El embajador de los Países Bajos en México, André Driessen, se reunió con la defensora de derechos humanos Pascuala López López, quien ha sido víctima de amenazas y hostigamientos como consecuencia de su búsqueda de justicia por el asesinato de su hijo Mateo Gómez López, informó el Centro de Derechos Humanos Fray Bartolomé de Las Casas (Frayba).
En un comunicado explicó que el diplomático “tuvo conocimiento de las diversas violaciones a derechos humanos que ha sufrido Pascuala, mujer tsotsil que radica en San Cristóbal de Las Casas”.
Agregó que durante el encuentro, al que asistieron también representantes del Movimiento Sueco por la Reconciliación (SweFOR) y del Frayba, se le solicitó al embajador que haga llegar al Estado mexicano la preocupación por la situación de la indígena.
Señaló que la embajada “tuvo conocimiento de las diversas violaciones a derechos humanos que Pascuala ha sufrido, por lo que se le solicitó a Driessen que “visibilice el caso, a través de sus propias redes, la reunión y la situación de la defensora, incorporando un enfoque interseccional que permita evidenciar las distintas formas de discriminación que enfrenta”.

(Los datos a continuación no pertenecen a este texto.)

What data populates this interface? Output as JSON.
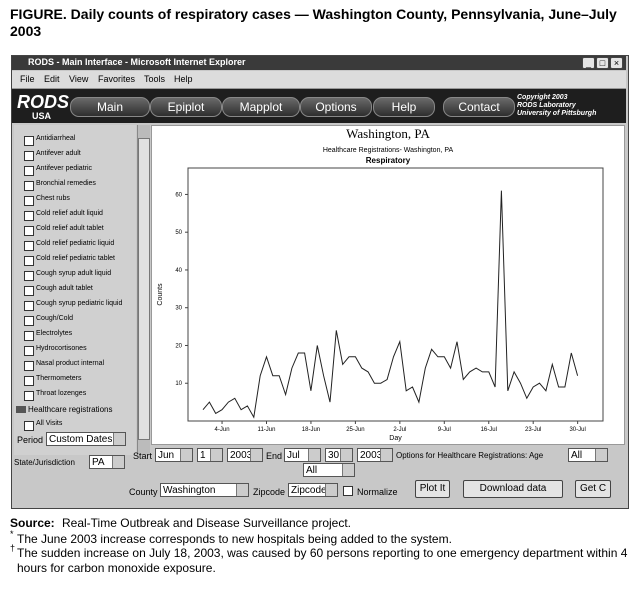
{
  "figure_title": "FIGURE. Daily counts of respiratory cases — Washington County, Pennsylvania, June–July 2003",
  "window": {
    "title": "RODS - Main Interface - Microsoft Internet Explorer",
    "menu": [
      "File",
      "Edit",
      "View",
      "Favorites",
      "Tools",
      "Help"
    ]
  },
  "app": {
    "logo": "RODS",
    "logo_sub": "USA",
    "nav": [
      "Main",
      "Epiplot",
      "Mapplot",
      "Options",
      "Help",
      "Contact"
    ],
    "copyright": [
      "Copyright 2003",
      "RODS Laboratory",
      "University of Pittsburgh"
    ]
  },
  "sidebar": {
    "items": [
      "Antidiarrheal",
      "Antifever adult",
      "Antifever pediatric",
      "Bronchial remedies",
      "Chest rubs",
      "Cold relief adult liquid",
      "Cold relief adult tablet",
      "Cold relief pediatric liquid",
      "Cold relief pediatric tablet",
      "Cough syrup adult liquid",
      "Cough adult tablet",
      "Cough syrup pediatric liquid",
      "Cough/Cold",
      "Electrolytes",
      "Hydrocortisones",
      "Nasal product internal",
      "Thermometers",
      "Throat lozenges"
    ],
    "group": "Healthcare registrations",
    "group_items": [
      "All Visits"
    ]
  },
  "controls": {
    "period_label": "Period",
    "period": "Custom Dates",
    "state_label": "State/Jurisdiction",
    "state": "PA",
    "start_label": "Start",
    "start_month": "Jun",
    "start_day": "1",
    "start_year": "2003",
    "end_label": "End",
    "end_month": "Jul",
    "end_day": "30",
    "end_year": "2003",
    "options_label": "Options for Healthcare Registrations: Age",
    "age": "All",
    "second": "All",
    "county_label": "County",
    "county": "Washington",
    "zip_label": "Zipcode",
    "zip": "Zipcode",
    "normalize": "Normalize",
    "plot": "Plot It",
    "download": "Download data",
    "get": "Get C"
  },
  "chart_data": {
    "type": "line",
    "title": "Washington, PA",
    "subtitle": "Healthcare Registrations- Washington, PA",
    "caption": "Respiratory",
    "x_label": "Day",
    "y_label": "Counts",
    "color": "#222222",
    "categories": [
      null,
      null,
      null,
      "4-Jun",
      null,
      null,
      null,
      null,
      null,
      null,
      "11-Jun",
      null,
      null,
      null,
      null,
      null,
      null,
      "18-Jun",
      null,
      null,
      null,
      null,
      null,
      null,
      "25-Jun",
      null,
      null,
      null,
      null,
      null,
      null,
      "2-Jul",
      null,
      null,
      null,
      null,
      null,
      null,
      "9-Jul",
      null,
      null,
      null,
      null,
      null,
      null,
      "16-Jul",
      null,
      null,
      null,
      null,
      null,
      null,
      "23-Jul",
      null,
      null,
      null,
      null,
      null,
      null,
      "30-Jul"
    ],
    "values": [
      3,
      5,
      2,
      3,
      5,
      6,
      3,
      4,
      1,
      12,
      17,
      12,
      12,
      7,
      14,
      18,
      18,
      8,
      20,
      12,
      5,
      24,
      15,
      17,
      17,
      14,
      13,
      10,
      10,
      11,
      17,
      21,
      8,
      9,
      5,
      14,
      19,
      17,
      17,
      14,
      21,
      11,
      13,
      14,
      13,
      13,
      9,
      61,
      8,
      13,
      10,
      6,
      9,
      10,
      8,
      15,
      9,
      9,
      18,
      12
    ],
    "ylim": [
      0,
      67
    ],
    "yticks": [
      10,
      20,
      30,
      40,
      50,
      60
    ]
  },
  "footnotes": {
    "source_label": "Source:",
    "source": "Real-Time Outbreak and Disease Surveillance project.",
    "notes": [
      {
        "mark": "*",
        "text": "The June 2003 increase corresponds to new hospitals being added to the system."
      },
      {
        "mark": "†",
        "text": "The sudden increase on July 18, 2003, was caused by 60 persons reporting to one emergency department within 4 hours for carbon monoxide exposure."
      }
    ]
  }
}
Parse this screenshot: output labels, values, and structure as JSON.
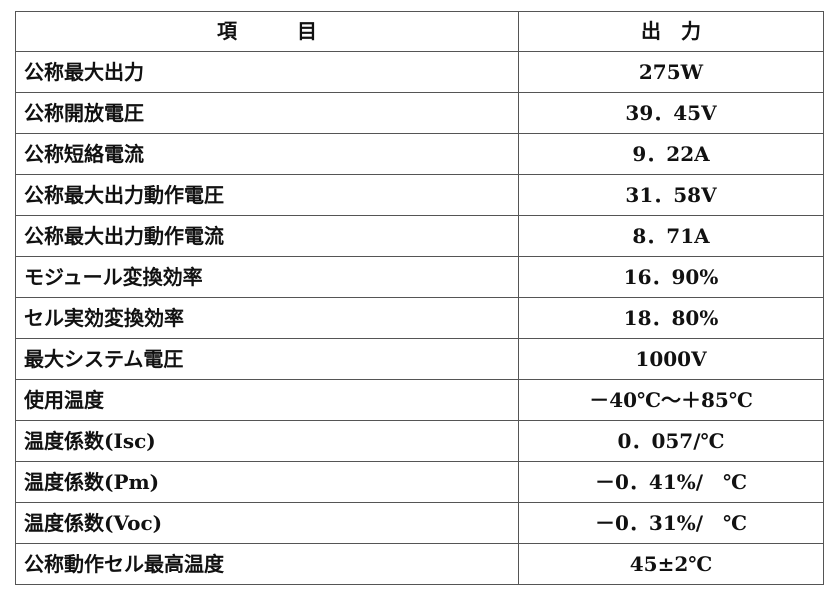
{
  "table": {
    "header": {
      "item": "項　　　目",
      "output": "出　力"
    },
    "rows": [
      {
        "item": "公称最大出力",
        "output": "275W"
      },
      {
        "item": "公称開放電圧",
        "output": "39．45V"
      },
      {
        "item": "公称短絡電流",
        "output": "9．22A"
      },
      {
        "item": "公称最大出力動作電圧",
        "output": "31．58V"
      },
      {
        "item": "公称最大出力動作電流",
        "output": "8．71A"
      },
      {
        "item": "モジュール変換効率",
        "output": "16．90%"
      },
      {
        "item": "セル実効変換効率",
        "output": "18．80%"
      },
      {
        "item": "最大システム電圧",
        "output": "1000V"
      },
      {
        "item": "使用温度",
        "output": "－40℃～＋85℃"
      },
      {
        "item": "温度係数(Isc)",
        "output": "0．057/℃"
      },
      {
        "item": "温度係数(Pm)",
        "output": "－0．41%/　℃"
      },
      {
        "item": "温度係数(Voc)",
        "output": "－0．31%/　℃"
      },
      {
        "item": "公称動作セル最高温度",
        "output": "45±2℃"
      }
    ]
  }
}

El organismo que preside el obispo emérito de Saltillo, Coahuila, Raúl Vera López, recordó que Pascuala es beneficiaria del programa Protejamos sus Voces, de la Embajada de los Países Bajos, y cuenta con medidas cautelares de la Comisión Interamericana de Derechos Humanos.
Dijo que su caso también se encuentra ante el Comité para la Eliminación de la Discriminación contra la Mujer (CEDAW) de las Naciones Unidas.
Amenazas y tortura denunciadas por Pascuala López
Pascuala ha denunciado amenazas y hostigamientos, después de su constante exigencia de que se haga justicia por el asesinato de su hijo, Mateo Gómez López, ocurrido el 3 de febrero de 2021.
Pascuala narró durante un conversatorio celebrado en marzo pasado, que después de que su hijo fue asesinado “no me dejé y fui a buscar justicia, pero el 8 de abril de 2022 me agarraron frente a mi casa, me torturaron y golpearon cinco hombres armados y encapuchados con armas de alto calibre como de las policías”.
Afirmó que en esa ocasión “me torturaron y me dijeron que si no dejaba de buscar justicia me iban a matar como a mi hijo. Tenemos comprada toda la Fiscalía. Ni aquí ni en ningún lado te van a valorar porque lo tenemos comprado todo, me dijeron; me encañonaron, dispararon y torturaron. Me apuntaron en la cabeza cuando me tenían hincada, pero no tronó el arma. Entonces me llevaron a la carretera, me quitaron el teléfono y mis pertenencias. Me dejaron bañada de sangre. Si no te mueres aquí, te vamos a quemar viva, y tu casa. En 2023 quemaron mi casa, junto con seis bultos de artesanías y mis abarrotes”.